629 N.E.2d 857 | Ind. Ct. App. | 1994
Thomas E. CLAY, Appellant-Plaintiff,
v.
William A. WRIGHT and Wanda J. Wright (Now Schaab), Appellee-Defendants.
Court of Appeals of Indiana, First District.
*858 Thomas E. Clay, pro se.
William A. Wright, pro se.
BAKER, Judge.
Can a defendant who is incarcerated be afforded an opportunity to be heard by the court by means other than his personal appearance?

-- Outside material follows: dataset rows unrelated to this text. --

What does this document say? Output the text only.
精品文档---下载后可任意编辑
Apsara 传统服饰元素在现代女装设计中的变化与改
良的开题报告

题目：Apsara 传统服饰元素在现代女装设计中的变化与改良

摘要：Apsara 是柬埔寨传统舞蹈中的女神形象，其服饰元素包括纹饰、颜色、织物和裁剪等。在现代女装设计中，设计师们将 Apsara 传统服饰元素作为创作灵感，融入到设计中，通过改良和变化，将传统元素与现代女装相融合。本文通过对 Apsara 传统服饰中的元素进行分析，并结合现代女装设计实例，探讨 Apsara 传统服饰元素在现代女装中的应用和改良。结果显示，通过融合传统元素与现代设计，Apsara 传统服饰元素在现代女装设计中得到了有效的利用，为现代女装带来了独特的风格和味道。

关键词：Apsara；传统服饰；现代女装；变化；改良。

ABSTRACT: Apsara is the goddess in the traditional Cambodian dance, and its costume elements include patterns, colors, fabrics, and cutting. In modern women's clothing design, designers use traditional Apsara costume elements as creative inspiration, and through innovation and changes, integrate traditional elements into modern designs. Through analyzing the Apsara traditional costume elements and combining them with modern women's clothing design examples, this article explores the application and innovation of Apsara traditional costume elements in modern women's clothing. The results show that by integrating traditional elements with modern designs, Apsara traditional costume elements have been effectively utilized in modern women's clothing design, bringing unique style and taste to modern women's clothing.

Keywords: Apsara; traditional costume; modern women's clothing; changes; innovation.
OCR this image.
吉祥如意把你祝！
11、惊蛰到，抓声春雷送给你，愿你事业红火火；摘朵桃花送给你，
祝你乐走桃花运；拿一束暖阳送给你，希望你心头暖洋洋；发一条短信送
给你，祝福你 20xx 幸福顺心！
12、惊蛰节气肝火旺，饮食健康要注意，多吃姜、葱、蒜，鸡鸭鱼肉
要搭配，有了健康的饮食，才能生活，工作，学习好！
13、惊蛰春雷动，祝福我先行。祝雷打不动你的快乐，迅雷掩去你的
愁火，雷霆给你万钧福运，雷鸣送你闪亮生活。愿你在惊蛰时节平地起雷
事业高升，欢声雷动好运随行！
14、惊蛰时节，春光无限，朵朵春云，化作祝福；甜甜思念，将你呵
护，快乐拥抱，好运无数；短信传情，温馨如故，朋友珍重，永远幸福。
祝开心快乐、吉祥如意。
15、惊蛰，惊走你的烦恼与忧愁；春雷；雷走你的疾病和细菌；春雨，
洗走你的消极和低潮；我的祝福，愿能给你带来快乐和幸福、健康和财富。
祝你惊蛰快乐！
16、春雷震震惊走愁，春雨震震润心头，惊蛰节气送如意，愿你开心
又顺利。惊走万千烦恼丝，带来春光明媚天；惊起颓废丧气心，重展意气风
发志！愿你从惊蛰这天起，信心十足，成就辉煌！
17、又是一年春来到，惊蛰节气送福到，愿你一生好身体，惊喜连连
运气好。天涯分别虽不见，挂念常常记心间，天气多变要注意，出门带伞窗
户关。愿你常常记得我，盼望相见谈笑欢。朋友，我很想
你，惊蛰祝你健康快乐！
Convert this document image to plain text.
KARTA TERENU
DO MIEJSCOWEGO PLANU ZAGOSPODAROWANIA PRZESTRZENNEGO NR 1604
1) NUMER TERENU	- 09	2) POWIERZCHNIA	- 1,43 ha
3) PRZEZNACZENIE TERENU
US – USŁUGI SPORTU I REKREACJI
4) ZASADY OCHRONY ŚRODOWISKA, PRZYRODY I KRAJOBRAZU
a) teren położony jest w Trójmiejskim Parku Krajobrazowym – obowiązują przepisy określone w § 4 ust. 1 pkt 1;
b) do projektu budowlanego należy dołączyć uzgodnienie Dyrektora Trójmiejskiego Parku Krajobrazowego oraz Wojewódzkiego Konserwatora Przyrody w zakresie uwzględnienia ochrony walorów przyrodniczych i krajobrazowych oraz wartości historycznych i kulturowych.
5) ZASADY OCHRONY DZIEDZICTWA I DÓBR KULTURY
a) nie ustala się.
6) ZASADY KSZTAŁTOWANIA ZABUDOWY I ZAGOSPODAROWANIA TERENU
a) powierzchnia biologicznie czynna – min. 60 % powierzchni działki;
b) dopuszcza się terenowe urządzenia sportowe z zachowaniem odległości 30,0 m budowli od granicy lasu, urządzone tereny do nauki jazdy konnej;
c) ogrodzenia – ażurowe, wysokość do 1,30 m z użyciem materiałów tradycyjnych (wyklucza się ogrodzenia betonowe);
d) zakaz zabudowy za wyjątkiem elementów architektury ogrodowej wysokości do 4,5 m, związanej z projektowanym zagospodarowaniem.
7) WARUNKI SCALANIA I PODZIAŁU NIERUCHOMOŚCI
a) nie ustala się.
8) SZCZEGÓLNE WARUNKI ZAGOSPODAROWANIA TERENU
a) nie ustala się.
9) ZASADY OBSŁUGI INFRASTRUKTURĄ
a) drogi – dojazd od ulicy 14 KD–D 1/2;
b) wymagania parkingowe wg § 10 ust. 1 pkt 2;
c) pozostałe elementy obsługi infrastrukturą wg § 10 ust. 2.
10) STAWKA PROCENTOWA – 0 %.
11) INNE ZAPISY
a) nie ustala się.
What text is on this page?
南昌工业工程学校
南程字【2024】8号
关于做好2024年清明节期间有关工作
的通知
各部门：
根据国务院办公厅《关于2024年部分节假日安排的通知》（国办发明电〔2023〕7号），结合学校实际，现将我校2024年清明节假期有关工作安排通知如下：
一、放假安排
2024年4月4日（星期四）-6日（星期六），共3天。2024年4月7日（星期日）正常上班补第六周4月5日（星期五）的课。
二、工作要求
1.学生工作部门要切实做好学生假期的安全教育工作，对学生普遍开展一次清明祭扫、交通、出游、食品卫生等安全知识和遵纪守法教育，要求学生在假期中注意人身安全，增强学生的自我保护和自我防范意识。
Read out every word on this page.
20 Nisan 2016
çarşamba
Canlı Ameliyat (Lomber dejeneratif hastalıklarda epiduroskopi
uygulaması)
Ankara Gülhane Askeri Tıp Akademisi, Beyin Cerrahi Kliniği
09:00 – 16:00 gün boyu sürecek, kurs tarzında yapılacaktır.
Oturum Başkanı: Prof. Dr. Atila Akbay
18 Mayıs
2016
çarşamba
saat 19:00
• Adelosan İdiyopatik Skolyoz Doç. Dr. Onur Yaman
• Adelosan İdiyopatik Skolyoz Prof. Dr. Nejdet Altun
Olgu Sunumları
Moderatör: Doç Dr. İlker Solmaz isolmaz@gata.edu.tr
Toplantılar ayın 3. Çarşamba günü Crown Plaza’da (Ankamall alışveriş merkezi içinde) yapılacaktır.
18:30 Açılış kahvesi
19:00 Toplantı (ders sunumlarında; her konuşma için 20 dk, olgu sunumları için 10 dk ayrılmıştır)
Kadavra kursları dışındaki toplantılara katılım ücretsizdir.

Appellant-plaintiff Thomas E. Clay challenges the trial court's order setting aside the prior summary judgment in a foreclosure action and staying a sheriff's sale of appellee-defendant William A. Wright's property until Wright is released from prison. Clay contends that the trial court erred in finding that Wright had not been afforded due process of law in Clay's foreclosure action.[2]
FACTS
Clay is an attorney licensed to practice law in Kentucky. In 1980, Clay provided $15,000 worth of legal services to Wright, who was being prosecuted for several criminal charges in Kentucky. As evidence of his indebtedness to Clay, Wright executed a $15,000 promissory note to Clay due on February 1, 1983. To secure the note, Wright and his wife Wanda J. Wright (now Schabb) executed and delivered to Clay the mortgage for their property located in Jeffersonville, Indiana.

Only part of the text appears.